Lafaz yang menunjukkan adanya perbuatan dusta atau yang semacamnya, contoh
kadzdzab atau dajjal, wadha’ (pemalsu).
Lafaz yang menunjukkan adanya mubalaghah (superlatif) dalam perbuatan dusta,
contoh fulan paling pembohong, ilaihi al muntaha bi al kadzb (dia pangkalnya
kedustaan) dan lainnya.

d. Hukum Tingkatan-tingkatan Al-Jarh

 Untuk dua tingkatan pertama tidak bisa dijadikan sebagai hujjah terhadap hadis
mereka, akan tetapi boleh ditulis untuk diperhatikan saja. Dan tentunya ulama
untuk tingkatan kedua lebih rendah kedudukannya daripada tingkatan pertama.
 Sedangkan empat tingkatan terakhir tidak boleh dijadikan sebagai hujjah, tidak
boleh ditulis, dan tidak dianggap sama sekali.

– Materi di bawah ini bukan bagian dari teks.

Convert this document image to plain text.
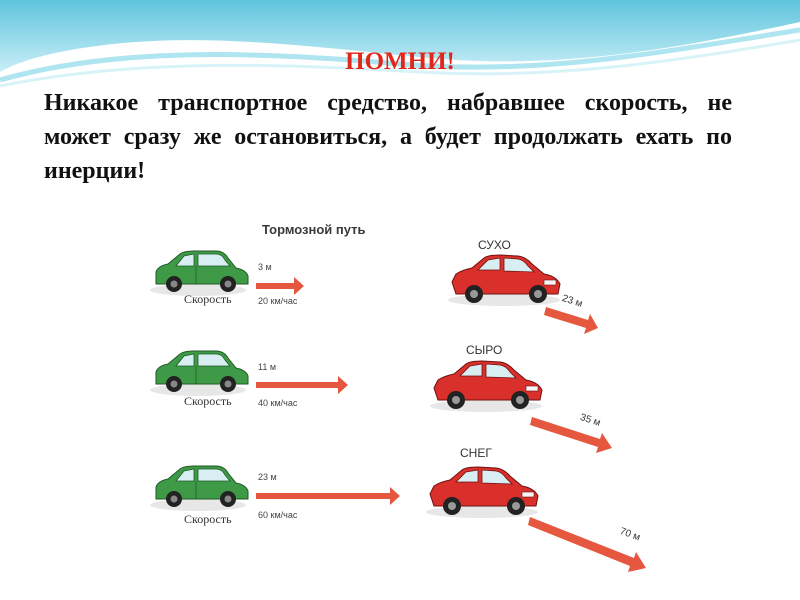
ПОМНИ!
Никакое транспортное средство, набравшее скорость, не может сразу же остановиться, а будет продолжать ехать по инерции!
Тормозной путь
Скорость
3 м
20 км/час
СУХО
23 м
Скорость
11 м
40 км/час
СЫРО
35 м
Скорость
23 м
60 км/час
СНЕГ
70 м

Penjelasan ulama tersebut dapat disimpulkan:

Syarat-syarat yang berkenaan dengan sifat pribadi, yakni bersifat adil, (sifat adil
dalam hal ini adalah menurut ulama ahli hadis), yaitu tidak bersikap fanatik terhadap mazhab
yang dianutnya, dan tidak bermusuhan dengan periwayat yang dinilainya, termasuk terhadap
periwayat yang berbeda aliran dengannya.

Syarat-syarat yang berhubungan dengan penguasaan pengetahuan, dalam hal ini harus
memiliki pengetahuan yang luas dan mendalam, terutama yang berkenaan dengan ajaran
Islam, bahasa Arab, hadis dan ilmu hadis, pribadi periwayat yang di kritiknya, adat istiadat
(urf) yang berlaku, sebab-sebab yang melatarbelakangi sifat-sifat utama dan tercela yang
dimiliki oleh periwayat.

Dalam mengemukakan kritikan, sikap ulama, ahli kritik hadis ada yang ketat
(tasyaddud), ada yang longgar (tasahhul), ada pula yang berada antara kedua sifat itu yakni
moderat (tawassut). Ulama yang dikenal mutasyaddid atau mutasahhil ada yang berkaitan
dengan sikap dalam menilai kesahihan hadis dan ada yang berkaitan dengan sikap dalam
menilai.

Adapun untuk menetapkan Jarh, ada dua unsur yang bisa dijadikan dasar, pertama,
melalui kesaksian satu atau dua ulama yang adil. Jadi jarh ditetapkan cukup dengan
kesaksian satu ulama yang adil, laki-laki atau perempuan, merdeka atau budak. Kedua,
melalui kemasyhuran di kalangan ahli ilmu dengan jarh- (cacat) nya. Barang siapa yang
terkenal di kalangan ahli ilmu jarh (cacat) nya, maka ia majruh (ulama yang dijarh). Bahkan
ini jarhnya lebih kuat dari pada jarh dari kesaksian satu atau ulama yang adil.